Seven pages of energy obfuscation

The government is not coming clean on real energy policy, with its latest policy document out-of-date, ridden with holes and maddeningly brief.

For goodness sake.

It's almost 2014 and the best that our new Abbott-led government can come up with by way of an energy policy is a seven-page document loaded with out-of-date graphs, deceptive statements and, frankly, a copy and paste of many of the policies the preceding government put in place.

Page one describes how electricity prices have risen a lot. Groundbreaking news. It then launches into an out-of-date and deceptive statement about rising demand (which is wrong, demand is actually falling) and goes on to say, 'actually, it’s a state issue, it’s not our fault, but we’ll work with them'. 

Page two, predictably, launches straight into a carbon tax assault. Intriguingly, the prime minister seems to be backflipping on his statements already about how much axing the Carbon Price will save. On October 15, he said: ‘When [the carbon tax repeal] bill is passed, Australian households will be better off to the tune of $550 a year.” However, in this 'Fact Sheet', the number has been reduced by a staggering 60 per cent to “around $200 a year” lower for electricity and gas and, in 2014-15, a mere $70 annually beyond that.

Fifty bucks says that'll never be on the front page of The Australian.

Page three and four rightly describe networks costs as the major contributor to electricity costs and then go on to explain that it’s a big country, the network is really old and, in effect, justifies increased expenditure. There is scant attention paid to the real issue that, in many jurisdictions, these government-owned assets are allowed to make a return based on the value of the asset – so expanding them makes more money for state governments.

In two recent cases in NSW, the state-owned transmission owner Transgrid was forced to backpedal on massive network upgrades because: “The latest data showed a solution to electricity growth and supply in the area is not required until the 2020s or later.” This was Transgrid’s statement, after unsuccessfully battling for several years to install the $227 million, 330 kilovolt line near Armidale. Transgrid also lost a, very high profile, case in similar circumstances at nearby Taree earlier this year after they were outed in an ABC documentary (Corridors of Power) about gold-plating. Yet again, Transgrid insisted that one of two options were needed for Stroud-to-Taree with the first option costing $278.8 million and the second, $349 million. They lost that one, too.

Nothing in our new government's Fact Pack mentions these cases or the urgent need for overhaul of the regulations that allowed these projects to almost proceed.

Network and transmission owners certainly do face a conundrum. If demand keeps falling, they have less kilowatt hours to recover their costs from, so they will have to put their charges up and, under current regulations, are allowed to do so. They thus have virtually zero incentive to encourage reduced demand and are in fact geared in the exact opposite direction.
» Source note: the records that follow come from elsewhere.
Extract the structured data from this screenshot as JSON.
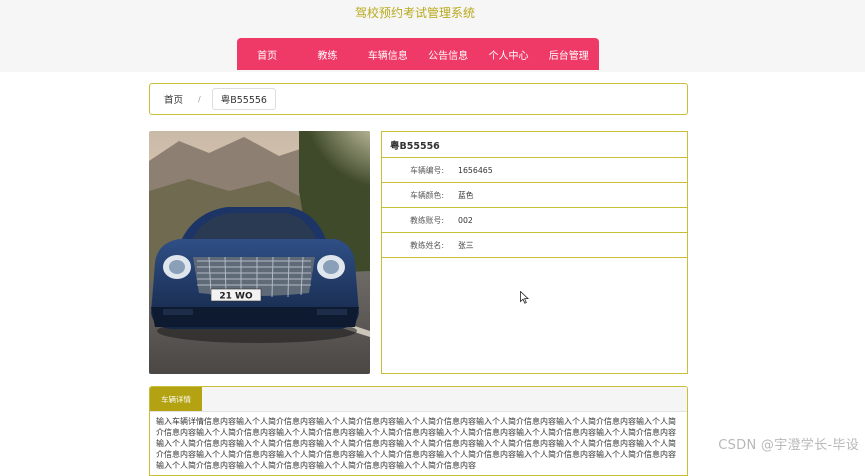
{
  "site": {
    "title": "驾校预约考试管理系统"
  },
  "nav": {
    "items": [
      {
        "label": "首页"
      },
      {
        "label": "教练"
      },
      {
        "label": "车辆信息"
      },
      {
        "label": "公告信息"
      },
      {
        "label": "个人中心"
      },
      {
        "label": "后台管理"
      }
    ]
  },
  "breadcrumb": {
    "home": "首页",
    "separator": "/",
    "current": "粤B55556"
  },
  "vehicle": {
    "plate": "粤B55556",
    "fields": [
      {
        "label": "车辆编号:",
        "value": "1656465"
      },
      {
        "label": "车辆颜色:",
        "value": "蓝色"
      },
      {
        "label": "教练账号:",
        "value": "002"
      },
      {
        "label": "教练姓名:",
        "value": "张三"
      }
    ]
  },
  "photo": {
    "plate_text": "21 WO"
  },
  "details": {
    "tab": "车辆详情",
    "text": "输入车辆详情信息内容输入个人简介信息内容输入个人简介信息内容输入个人简介信息内容输入个人简介信息内容输入个人简介信息内容输入个人简介信息内容输入个人简介信息内容输入个人简介信息内容输入个人简介信息内容输入个人简介信息内容输入个人简介信息内容输入个人简介信息内容输入个人简介信息内容输入个人简介信息内容输入个人简介信息内容输入个人简介信息内容输入个人简介信息内容输入个人简介信息内容输入个人简介信息内容输入个人简介信息内容输入个人简介信息内容输入个人简介信息内容输入个人简介信息内容输入个人简介信息内容输入个人简介信息内容输入个人简介信息内容输入个人简介信息内容输入个人简介信息内容输入个人简介信息内容"
  },
  "watermark": "CSDN @宇澄学长-毕设",
  "colors": {
    "nav": "#ef3a67",
    "accent": "#c8bf36",
    "tab": "#b3a312",
    "title": "#b9a91c"
  }
}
Here’s a true story about how one senior manager in a network company described it to me recently. I had asked him what we could do, collaboratively, to continue to reduce demand but find a way to make money in a new way, so they could survive. He stared at me blankly, blinking for a minute. “We have a very clear strategy, it’s quite simple,” he said. “We simply need to reduce the price of electricity sufficiently that demand starts to rise again, then we can spread the costs over more kilowatt hours, and that’s it.” His answer was simple, use more electricity.

Now it starts to become clearer why the NSW government may have reversed its ban on electric hot water systems only a year or so back. And perhaps why 'time of use' pricing is essentially discouraged. And why the NSW government set out on an unprecedented, calculated campaign to attack and discredit the solar industry in 2011.

Page five of the federal government's Fact Pack is dedicated to the Renewable Energy Target, feed-in tariffs and energy efficiency schemes. It deceptively describes the cost impact of the RET in 2012-2013 terms (anyone told them that is in the past?) and belies the fact that the RET costs are reducing substantially and in fact also have a positive effect on the cost of electricity.

The document says, “most states and territories have introduced feed-in tariffs” and cites the fact that costs were bigger than expected in the case of NSW. Well, prime minister, that was 2011. Since then virtually every FIT in Australia has been cut or dramatically reduced and as recent Energex data shows there is a constant shedding of high value FIT customers to low value non-FIT schemes as they move house or otherwise become ineligible. Oh, and those nasty FITs added almost 3GW of capacity to Australia.

Energy efficiency gets a little mention, but really only in the sense that it has a cost and little benefit; almost made out to be quirky, odd little programs. Poor energy efficiency.

Page six talks about the COAG reforms that have been going on for years and that have achieved virtually nothing, and again completely overlooks the fact that while ever the state budgets are reliant on revenues from coal royalties, generation, transmission and distribution of electricity, there is no reason that anyone in COAG would suggest any need for change.

The last page waffles on about how you can save energy, use one of the websites to shop around and how they don’t expect prices to go up more than, say, 3 per cent per annum in the next few years. What a wasted opportunity.

Nigel Morris is director of Solar Business Services.